Aujourd’hui, les Tibétains tirent légèrement et très brièvement leur langue afin de se saluer. Par ailleurs, en plus d’être un signe de salutation, tirer la langue est utilisé pour montrer qu’ils sont d’accord. Ces dernières années, ce geste est progressivement devenu une marque de respect.
Par Cécile Breton, le 15 août 2022
Nous sommes sûrs que vous êtes tous au courant de la frénésie médiatique bouleversante suscitée par les images de Sa Sainteté lors de l’événement de février à Dharamsala. La plupart des gens, qui ne connaissent pas Sa Sainteté et Sa nature, assumeront le pire de cet incident. Et, bien sûr, le gouvernement chinois et ses apologistes essaieront de rendre cette situation aussi préjudiciable que possible.
Si vous avez des questions de la part des médias ou de quiconque, veuillez diriger les gens vers la déclaration du bureau privé publiée aujourd’hui : https://www.dalailama.com/news/2023/statement-by-his-holiness-the-dalai-lama
Il s’agit évidemment d’une situation qui nécessite une grande sensibilité et une approche prudente dans la réponse car de nombreuses déclarations parfaitement innocentes et bien intentionnées pour tenter d’expliquer cette situation peuvent être sorties de leur contexte par les médias et aggraver les choses, pas les améliorer.
Nous vous déconseillons de faire des entrevues avec les médias à moins que vous n’ayez beaucoup d’expérience et que vous pensiez pouvoir répondre à des questions très difficiles. Si vous avez besoin d’orientation ou de conseils supplémentaires, n’hésitez pas à nous contacter.
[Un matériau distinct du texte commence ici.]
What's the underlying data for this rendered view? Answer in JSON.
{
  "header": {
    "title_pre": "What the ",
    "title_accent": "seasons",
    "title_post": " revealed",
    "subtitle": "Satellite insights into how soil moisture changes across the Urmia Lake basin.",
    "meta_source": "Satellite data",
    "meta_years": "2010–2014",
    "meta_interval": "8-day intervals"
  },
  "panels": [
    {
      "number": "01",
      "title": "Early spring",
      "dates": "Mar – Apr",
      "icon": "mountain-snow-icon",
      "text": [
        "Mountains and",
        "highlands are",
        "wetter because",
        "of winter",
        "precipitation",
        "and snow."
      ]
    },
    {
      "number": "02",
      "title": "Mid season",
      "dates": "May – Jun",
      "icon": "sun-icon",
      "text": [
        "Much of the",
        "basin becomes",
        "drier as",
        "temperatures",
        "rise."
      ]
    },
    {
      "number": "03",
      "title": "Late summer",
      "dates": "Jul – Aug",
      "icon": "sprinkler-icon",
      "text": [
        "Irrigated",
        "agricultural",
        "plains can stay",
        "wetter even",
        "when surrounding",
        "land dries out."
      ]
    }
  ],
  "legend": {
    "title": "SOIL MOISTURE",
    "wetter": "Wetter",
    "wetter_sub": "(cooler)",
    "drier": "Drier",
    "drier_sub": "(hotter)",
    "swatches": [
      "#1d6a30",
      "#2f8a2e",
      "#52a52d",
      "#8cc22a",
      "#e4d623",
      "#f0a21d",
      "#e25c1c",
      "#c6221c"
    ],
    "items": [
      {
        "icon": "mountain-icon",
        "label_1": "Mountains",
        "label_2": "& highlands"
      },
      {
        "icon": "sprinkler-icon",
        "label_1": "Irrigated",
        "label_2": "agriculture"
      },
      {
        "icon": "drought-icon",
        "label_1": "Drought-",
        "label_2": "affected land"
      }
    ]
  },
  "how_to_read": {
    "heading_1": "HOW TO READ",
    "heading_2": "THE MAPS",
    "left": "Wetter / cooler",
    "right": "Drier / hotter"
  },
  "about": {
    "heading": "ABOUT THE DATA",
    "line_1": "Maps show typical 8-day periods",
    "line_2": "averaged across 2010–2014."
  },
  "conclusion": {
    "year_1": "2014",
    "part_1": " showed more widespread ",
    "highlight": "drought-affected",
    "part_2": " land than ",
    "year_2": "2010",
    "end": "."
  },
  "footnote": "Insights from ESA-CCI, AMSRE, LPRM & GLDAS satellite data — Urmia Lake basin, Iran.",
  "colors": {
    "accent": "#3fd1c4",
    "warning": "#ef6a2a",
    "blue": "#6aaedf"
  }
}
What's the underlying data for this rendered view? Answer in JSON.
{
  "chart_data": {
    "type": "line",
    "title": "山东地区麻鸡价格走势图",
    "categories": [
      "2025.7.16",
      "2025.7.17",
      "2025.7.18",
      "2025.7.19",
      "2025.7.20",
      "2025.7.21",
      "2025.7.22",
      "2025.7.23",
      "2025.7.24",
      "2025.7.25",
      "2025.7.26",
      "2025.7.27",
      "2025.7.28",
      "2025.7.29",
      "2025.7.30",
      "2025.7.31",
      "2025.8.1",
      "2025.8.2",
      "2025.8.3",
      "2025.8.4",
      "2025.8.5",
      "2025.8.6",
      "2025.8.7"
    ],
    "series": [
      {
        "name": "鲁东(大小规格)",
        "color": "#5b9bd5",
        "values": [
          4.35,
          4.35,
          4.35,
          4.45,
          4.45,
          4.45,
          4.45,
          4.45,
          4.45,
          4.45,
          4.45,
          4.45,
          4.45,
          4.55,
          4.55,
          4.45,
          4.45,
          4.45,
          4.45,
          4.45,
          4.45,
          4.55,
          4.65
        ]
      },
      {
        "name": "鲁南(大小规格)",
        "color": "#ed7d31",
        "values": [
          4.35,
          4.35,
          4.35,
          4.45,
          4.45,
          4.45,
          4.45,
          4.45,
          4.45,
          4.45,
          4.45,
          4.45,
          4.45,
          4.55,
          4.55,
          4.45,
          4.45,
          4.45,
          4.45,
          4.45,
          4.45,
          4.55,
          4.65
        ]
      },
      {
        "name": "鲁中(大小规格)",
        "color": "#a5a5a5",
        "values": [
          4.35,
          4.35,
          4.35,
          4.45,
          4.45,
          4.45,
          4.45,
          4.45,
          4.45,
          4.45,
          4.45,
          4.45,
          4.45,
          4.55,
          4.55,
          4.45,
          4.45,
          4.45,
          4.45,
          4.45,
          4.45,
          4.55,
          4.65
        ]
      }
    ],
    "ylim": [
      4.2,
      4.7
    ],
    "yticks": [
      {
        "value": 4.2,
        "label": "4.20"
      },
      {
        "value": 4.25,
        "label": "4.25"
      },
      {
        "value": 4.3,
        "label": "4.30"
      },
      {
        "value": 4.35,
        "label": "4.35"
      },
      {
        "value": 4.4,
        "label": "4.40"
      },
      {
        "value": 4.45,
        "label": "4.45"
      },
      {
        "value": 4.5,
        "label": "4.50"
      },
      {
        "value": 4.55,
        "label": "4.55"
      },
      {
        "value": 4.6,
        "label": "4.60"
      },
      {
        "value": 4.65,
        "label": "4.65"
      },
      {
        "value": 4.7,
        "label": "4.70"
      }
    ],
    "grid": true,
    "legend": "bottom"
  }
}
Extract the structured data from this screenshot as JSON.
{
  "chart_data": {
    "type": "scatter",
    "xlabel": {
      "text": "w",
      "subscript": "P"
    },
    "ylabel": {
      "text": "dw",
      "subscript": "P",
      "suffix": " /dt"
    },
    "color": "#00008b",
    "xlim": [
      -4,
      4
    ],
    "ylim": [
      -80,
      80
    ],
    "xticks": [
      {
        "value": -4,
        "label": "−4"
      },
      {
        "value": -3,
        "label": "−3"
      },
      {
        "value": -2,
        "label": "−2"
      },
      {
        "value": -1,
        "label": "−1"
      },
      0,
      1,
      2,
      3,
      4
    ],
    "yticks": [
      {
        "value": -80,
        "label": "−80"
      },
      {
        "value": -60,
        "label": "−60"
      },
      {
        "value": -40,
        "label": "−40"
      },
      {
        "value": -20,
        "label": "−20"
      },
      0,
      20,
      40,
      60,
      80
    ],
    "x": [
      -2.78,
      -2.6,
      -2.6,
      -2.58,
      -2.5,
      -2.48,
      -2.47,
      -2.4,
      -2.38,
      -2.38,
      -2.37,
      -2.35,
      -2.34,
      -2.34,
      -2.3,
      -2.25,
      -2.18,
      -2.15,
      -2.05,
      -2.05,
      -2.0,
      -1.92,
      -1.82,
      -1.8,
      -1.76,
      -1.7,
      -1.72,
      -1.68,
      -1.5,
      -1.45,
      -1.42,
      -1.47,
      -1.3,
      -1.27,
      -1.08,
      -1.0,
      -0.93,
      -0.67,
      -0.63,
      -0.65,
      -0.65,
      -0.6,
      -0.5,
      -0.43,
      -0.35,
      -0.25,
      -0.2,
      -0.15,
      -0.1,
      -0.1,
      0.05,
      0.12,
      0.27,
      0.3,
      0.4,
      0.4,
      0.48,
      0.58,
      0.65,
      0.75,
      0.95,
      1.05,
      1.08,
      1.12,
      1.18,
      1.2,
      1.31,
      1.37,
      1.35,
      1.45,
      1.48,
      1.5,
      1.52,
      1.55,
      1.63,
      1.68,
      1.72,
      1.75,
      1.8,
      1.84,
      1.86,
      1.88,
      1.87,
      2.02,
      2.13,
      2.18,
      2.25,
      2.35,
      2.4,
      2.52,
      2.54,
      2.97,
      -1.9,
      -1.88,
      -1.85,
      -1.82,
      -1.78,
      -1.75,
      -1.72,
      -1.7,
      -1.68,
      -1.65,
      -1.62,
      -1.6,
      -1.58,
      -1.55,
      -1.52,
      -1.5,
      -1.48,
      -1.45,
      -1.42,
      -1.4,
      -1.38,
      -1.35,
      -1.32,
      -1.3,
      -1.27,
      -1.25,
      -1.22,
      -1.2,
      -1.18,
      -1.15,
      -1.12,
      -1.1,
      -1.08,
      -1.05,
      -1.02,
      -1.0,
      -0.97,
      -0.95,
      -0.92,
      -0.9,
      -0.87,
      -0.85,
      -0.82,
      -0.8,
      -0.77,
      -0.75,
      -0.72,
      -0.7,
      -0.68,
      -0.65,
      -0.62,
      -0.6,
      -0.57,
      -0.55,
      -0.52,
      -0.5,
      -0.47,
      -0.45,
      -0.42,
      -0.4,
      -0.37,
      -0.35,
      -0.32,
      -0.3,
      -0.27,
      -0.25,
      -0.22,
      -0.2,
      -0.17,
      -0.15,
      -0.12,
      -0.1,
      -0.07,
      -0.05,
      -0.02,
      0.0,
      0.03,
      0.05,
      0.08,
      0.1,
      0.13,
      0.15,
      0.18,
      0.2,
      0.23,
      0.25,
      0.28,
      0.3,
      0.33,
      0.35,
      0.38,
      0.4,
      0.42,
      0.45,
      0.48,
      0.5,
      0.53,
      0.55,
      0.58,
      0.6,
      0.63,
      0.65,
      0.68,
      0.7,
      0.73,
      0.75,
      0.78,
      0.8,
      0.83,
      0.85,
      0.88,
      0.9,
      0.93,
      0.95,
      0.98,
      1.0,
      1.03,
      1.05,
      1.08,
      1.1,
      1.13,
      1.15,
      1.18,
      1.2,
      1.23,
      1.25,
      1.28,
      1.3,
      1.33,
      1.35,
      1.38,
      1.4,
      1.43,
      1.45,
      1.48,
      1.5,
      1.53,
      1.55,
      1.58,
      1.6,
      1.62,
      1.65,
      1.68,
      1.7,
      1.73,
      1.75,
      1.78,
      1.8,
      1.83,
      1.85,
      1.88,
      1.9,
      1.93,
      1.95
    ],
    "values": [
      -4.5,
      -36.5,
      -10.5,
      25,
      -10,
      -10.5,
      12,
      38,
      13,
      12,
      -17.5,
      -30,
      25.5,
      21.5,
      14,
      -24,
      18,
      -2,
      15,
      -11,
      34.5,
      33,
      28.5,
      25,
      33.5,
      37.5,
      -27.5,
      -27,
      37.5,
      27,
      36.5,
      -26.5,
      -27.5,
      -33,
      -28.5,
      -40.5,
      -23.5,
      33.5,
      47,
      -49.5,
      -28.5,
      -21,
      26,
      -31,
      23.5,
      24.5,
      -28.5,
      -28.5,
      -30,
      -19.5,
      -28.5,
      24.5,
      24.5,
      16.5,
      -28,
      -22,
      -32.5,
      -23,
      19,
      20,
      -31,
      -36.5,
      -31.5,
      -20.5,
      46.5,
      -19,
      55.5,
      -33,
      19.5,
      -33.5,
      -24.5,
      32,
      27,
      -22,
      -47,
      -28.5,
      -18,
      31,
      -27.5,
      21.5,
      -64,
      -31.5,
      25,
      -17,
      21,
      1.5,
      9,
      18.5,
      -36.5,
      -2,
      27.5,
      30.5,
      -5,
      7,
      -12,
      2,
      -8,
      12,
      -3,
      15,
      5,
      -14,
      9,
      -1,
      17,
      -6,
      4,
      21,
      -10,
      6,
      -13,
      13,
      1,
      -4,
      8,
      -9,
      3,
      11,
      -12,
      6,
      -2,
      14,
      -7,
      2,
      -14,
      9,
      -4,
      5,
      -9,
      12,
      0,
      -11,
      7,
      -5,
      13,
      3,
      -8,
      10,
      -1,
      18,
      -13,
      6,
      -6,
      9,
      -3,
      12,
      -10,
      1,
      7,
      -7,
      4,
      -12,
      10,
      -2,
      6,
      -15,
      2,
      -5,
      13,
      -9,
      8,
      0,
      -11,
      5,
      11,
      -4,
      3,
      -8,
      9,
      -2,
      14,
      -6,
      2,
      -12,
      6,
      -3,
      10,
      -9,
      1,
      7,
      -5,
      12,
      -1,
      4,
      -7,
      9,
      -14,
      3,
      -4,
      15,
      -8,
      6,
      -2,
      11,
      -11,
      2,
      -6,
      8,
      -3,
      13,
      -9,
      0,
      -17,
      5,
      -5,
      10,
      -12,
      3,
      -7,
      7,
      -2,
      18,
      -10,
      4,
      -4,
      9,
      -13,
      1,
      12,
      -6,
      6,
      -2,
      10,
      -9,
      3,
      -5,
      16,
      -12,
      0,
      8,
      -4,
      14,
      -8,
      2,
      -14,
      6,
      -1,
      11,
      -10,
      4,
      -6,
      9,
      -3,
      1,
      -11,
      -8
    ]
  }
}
Voici des points de discussion potentiels qui pourraient vous être utiles, même pour vos amis ou collègues qui pourraient vous poser des questions sur cette situation :
C’est malheureux que cela soit arrivé. Comme le dit la déclaration du Cabinet privé de HHDL : C’est regrettable et Sa Sainteté s’est excusée. Voir la déclaration sur https://www.dalailama.com/news/2023/statement-by-his-holiness-the-dalai-lama
Quiconque a suivi de près le Dalaï Lama sait qu’il est une personne joviale et empathique. Je sais que ses intentions ici n’étaient rien d’autre que légères et qu’il ne voulait pas de mal.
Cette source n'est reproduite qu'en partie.